Saturday: Dinner, again, but this time with cloudhigh, who appears at our door clutching a fine Chianti and some excellent cheese. We eat these on either side of a visit to a singularly lacklustre Chinese seafood restaurant in Bayswater (it was highly recommended by Time Out and Harden's, so perhaps they were having an off day). The food isn't the point, of course, and a good time is had by all.

Monday: Off to sunny Ipswich! I've been looking forward to this, because I'm going to teach at Willis, who have a splendid building that I've been wanting to see. It's a Norman Foster job, a sleek curvy three-storey black glass construction that's been there for almost thirty years, but could have been built yesterday for all that it's dated. The glass wall is featureless and sinks straight into the ground, and the entrances are well-hidden, giving it a mysterious, impenetrable look by day. At night, it's lit up inside and you can see right into it and through it. As you go in, there's a straight run of escalators from the lobby to the third floor restaurant and roof garden, and not a single wall in sight. It's bright, spacious, airy, friendly, human, and all the other things that a good building should be.
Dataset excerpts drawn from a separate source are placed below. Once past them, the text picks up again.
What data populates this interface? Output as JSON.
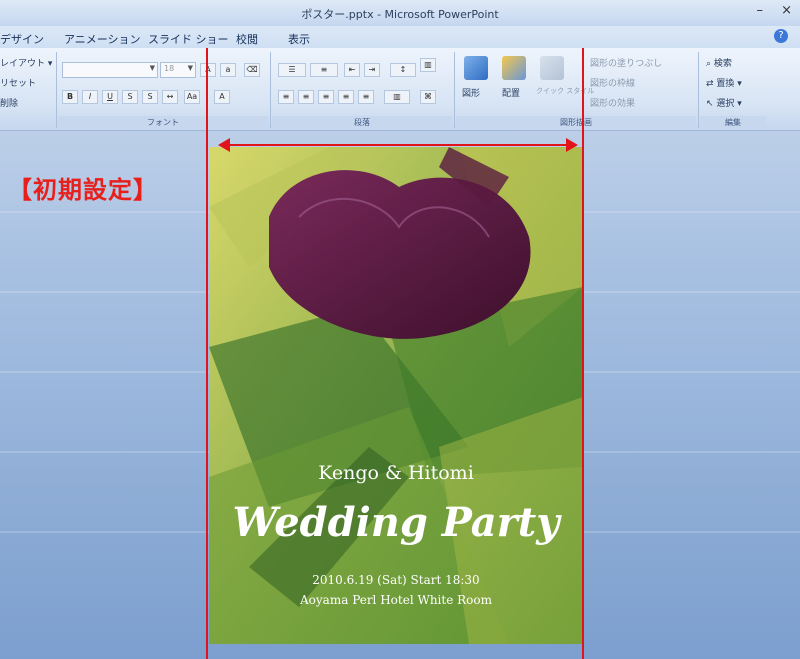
{
  "window": {
    "title": "ポスター.pptx - Microsoft PowerPoint",
    "minimize": "–",
    "close": "×"
  },
  "tabs": [
    {
      "label": "デザイン"
    },
    {
      "label": "アニメーション"
    },
    {
      "label": "スライド ショー"
    },
    {
      "label": "校閲"
    },
    {
      "label": "表示"
    }
  ],
  "ribbon": {
    "slides_group": {
      "layout": "レイアウト ▾",
      "reset": "リセット",
      "delete": "削除"
    },
    "font_group": {
      "label": "フォント",
      "font_size_placeholder": "18"
    },
    "paragraph_group": {
      "label": "段落"
    },
    "drawing_group": {
      "shape": "図形",
      "arrange": "配置",
      "quick_style": "クイック スタイル",
      "fill": "図形の塗りつぶし",
      "outline": "図形の枠線",
      "effects": "図形の効果",
      "label": "図形描画"
    },
    "edit_group": {
      "find": "検索",
      "replace": "置換 ▾",
      "select": "選択 ▾",
      "label": "編集"
    }
  },
  "annotation": {
    "label": "【初期設定】",
    "color": "#e0141a"
  },
  "slide": {
    "names": "Kengo & Hitomi",
    "title": "Wedding Party",
    "date_line": "2010.6.19 (Sat)   Start   18:30",
    "venue_line": "Aoyama Perl Hotel  White Room"
  }
}
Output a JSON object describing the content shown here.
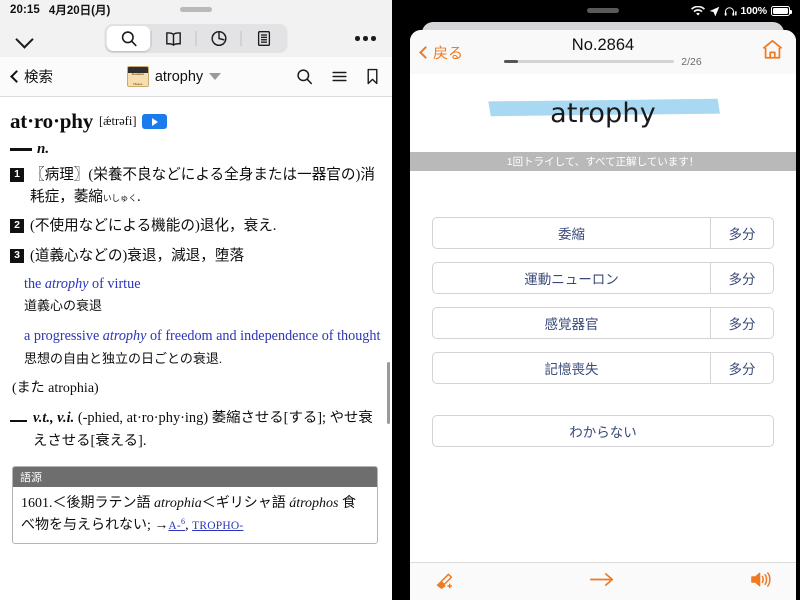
{
  "left": {
    "status": {
      "time": "20:15",
      "date": "4月20日(月)"
    },
    "toolbar": {
      "collapse_icon": "chevron-down-icon",
      "segments": [
        {
          "icon": "search-icon",
          "selected": true
        },
        {
          "icon": "book-icon",
          "selected": false
        },
        {
          "icon": "history-clock-icon",
          "selected": false
        },
        {
          "icon": "list-document-icon",
          "selected": false
        }
      ],
      "more_icon": "more-dots-icon"
    },
    "navbar": {
      "back_label": "検索",
      "dict_badge_line1": "Random",
      "dict_badge_line2": "House",
      "headword_label": "atrophy",
      "dropdown_icon": "chevron-down-icon",
      "search_icon": "search-icon",
      "menu_icon": "hamburger-menu-icon",
      "bookmark_icon": "bookmark-icon"
    },
    "entry": {
      "headword": "at·ro·phy",
      "ipa": "[ǽtrəfi]",
      "audio_icon": "play-audio-icon",
      "pos": "n.",
      "senses": [
        {
          "num": "1",
          "text": "〖病理〗(栄養不良などによる全身または一器官の)消耗症，萎縮",
          "ruby": "いしゅく",
          "tail": "."
        },
        {
          "num": "2",
          "text": "(不使用などによる機能の)退化，衰え.",
          "ruby": "",
          "tail": ""
        },
        {
          "num": "3",
          "text": "(道義心などの)衰退，減退，堕落",
          "ruby": "",
          "tail": ""
        }
      ],
      "examples": [
        {
          "en_pre": "the ",
          "en_it": "atrophy",
          "en_post": " of virtue",
          "ja": "道義心の衰退"
        },
        {
          "en_pre": "a progressive ",
          "en_it": "atrophy",
          "en_post": " of freedom and independence of thought",
          "ja": "思想の自由と独立の日ごとの衰退."
        }
      ],
      "also": "(また atrophia)",
      "verb_pos": "v.t.,  v.i.",
      "verb_text": "(-phied,  at·ro·phy·ing) 萎縮させる[する]; やせ衰えさせる[衰える].",
      "etymology": {
        "header": "語源",
        "text_pre": "1601.＜後期ラテン語 ",
        "text_it1": "atrophia",
        "text_mid": "＜ギリシャ語 ",
        "text_it2": "átrophos",
        "text_post": " 食べ物を与えられない; →",
        "xref1": "A-",
        "xref1_sup": "6",
        "xref_sep": ",  ",
        "xref2": "TROPHO-"
      }
    }
  },
  "right": {
    "status": {
      "wifi_icon": "wifi-icon",
      "location_icon": "location-arrow-icon",
      "headphones_icon": "headphones-battery-icon",
      "battery_percent": "100%",
      "battery_icon": "battery-full-icon"
    },
    "navbar": {
      "back_label": "戻る",
      "back_icon": "chevron-left-icon",
      "title": "No.2864",
      "progress_percent": 8,
      "counter": "2/26",
      "home_icon": "home-icon"
    },
    "card": {
      "word": "atrophy",
      "highlighter": "marker-highlight",
      "banner": "1回トライして、すべて正解しています！"
    },
    "quiz": {
      "options": [
        {
          "label": "委縮",
          "side": "多分"
        },
        {
          "label": "運動ニューロン",
          "side": "多分"
        },
        {
          "label": "感覚器官",
          "side": "多分"
        },
        {
          "label": "記憶喪失",
          "side": "多分"
        }
      ],
      "dont_know_label": "わからない"
    },
    "toolbar": {
      "marker_icon": "highlighter-pen-icon",
      "next_icon": "arrow-right-icon",
      "speaker_icon": "speaker-volume-icon"
    }
  }
}
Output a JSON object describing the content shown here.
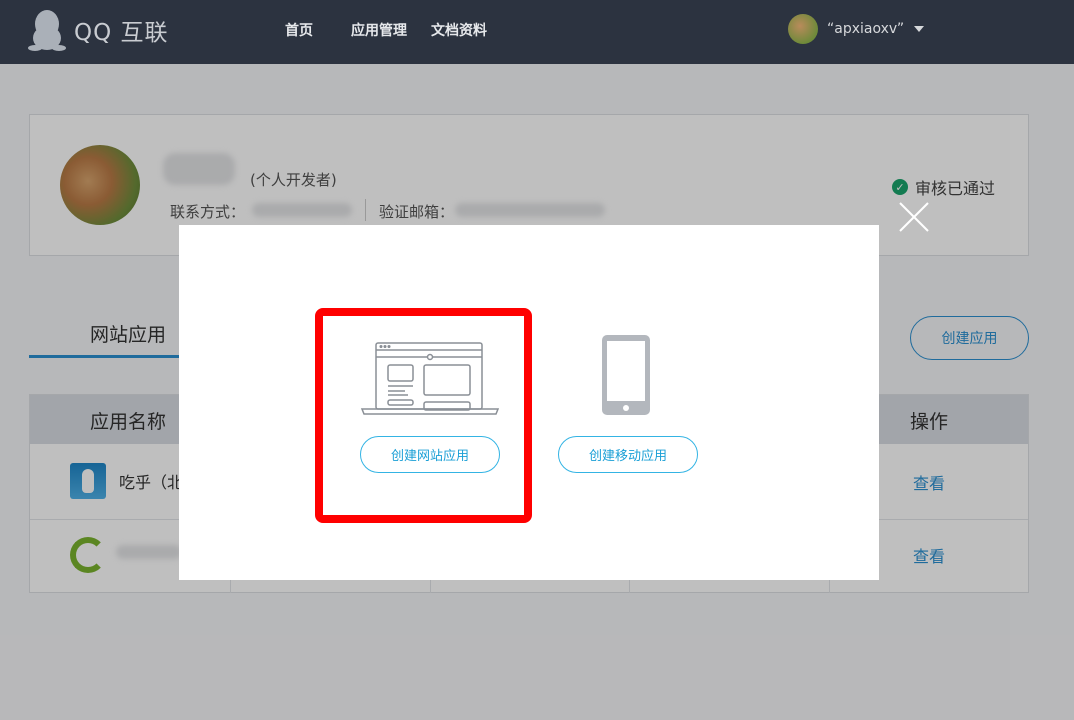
{
  "header": {
    "logo_text": "QQ 互联",
    "nav": [
      "首页",
      "应用管理",
      "文档资料"
    ],
    "username": "“apxiaoxv”"
  },
  "profile": {
    "dev_type": "(个人开发者)",
    "contact_label": "联系方式：",
    "email_label": "验证邮箱：",
    "status": "审核已通过"
  },
  "apps": {
    "tab_label": "网站应用",
    "create_button": "创建应用",
    "col_name": "应用名称",
    "col_op": "操作",
    "rows": [
      {
        "name": "吃乎（北",
        "action": "查看"
      },
      {
        "name": "",
        "action": "查看"
      }
    ]
  },
  "dialog": {
    "web_button": "创建网站应用",
    "mobile_button": "创建移动应用"
  },
  "colors": {
    "accent": "#2a8fd1",
    "highlight": "#ff0000",
    "nav_bg": "#2c3340",
    "verified": "#1aa56d"
  }
}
Unfortunately, my only sight of it is at lunchtimes; I'm actually teaching in the building across the road, which looks like a multi-storey car park.

Thursday: Hurrah! The training needs analysis that I'm supposed to be doing has been cancelled! Now I'll have time to prepare properly for it. Not only that, but I've had some new books waiting on the table for a couple of days now... the latest in my collection of odd tomes being "Calendrical Calculations", a book solely devoted to working out what date it is in about a dozen calendars, with accompanying code in (yay!) Lisp. Definitely a worthy successor to "Scientific Unit Conversion", which is a must if you need to convert ferks into almudes, or have ever wondered which is longer, a plethron or a mignonne. (I don't and haven't, but how could you resist a book like that?)

Finally, some obscure history. I've always been interested in London's history, and I've particularly been trying to find out what stood on the site of my flat (this block only dates from the late 1990's). There's an engraving showing the view from here, dated 1745 and claiming to be "from the Bowling Green at Islington", but it's clearly not drawn from ground level, so there must have been a building here as well. Last week I finally found it. It turns out that there was indeed a building, from about 1669 until the early 1800's: it was called Prospect House and was known for its bowling green. A Mrs Dobney ran it until 1760, advertising its suitability for "gentlemen bowlers", who came up from London to spend time out here in the countryside. When she died it became a bizarre sort of dog-and-pony show involving a whale skeleton, a juggler and a horse-riding performance including "tricks with a swarm of bees" (no, I have no idea either). After that it was, in quick succession, a boarding school, a tea garden, and lecture rooms, before being demolished to make way for the road and a row of terraces. I think we've lost something here: there just isn't anywhere, nowadays, where you can see a man on horseback do tricks with bees. Apart from "Jackass", of course.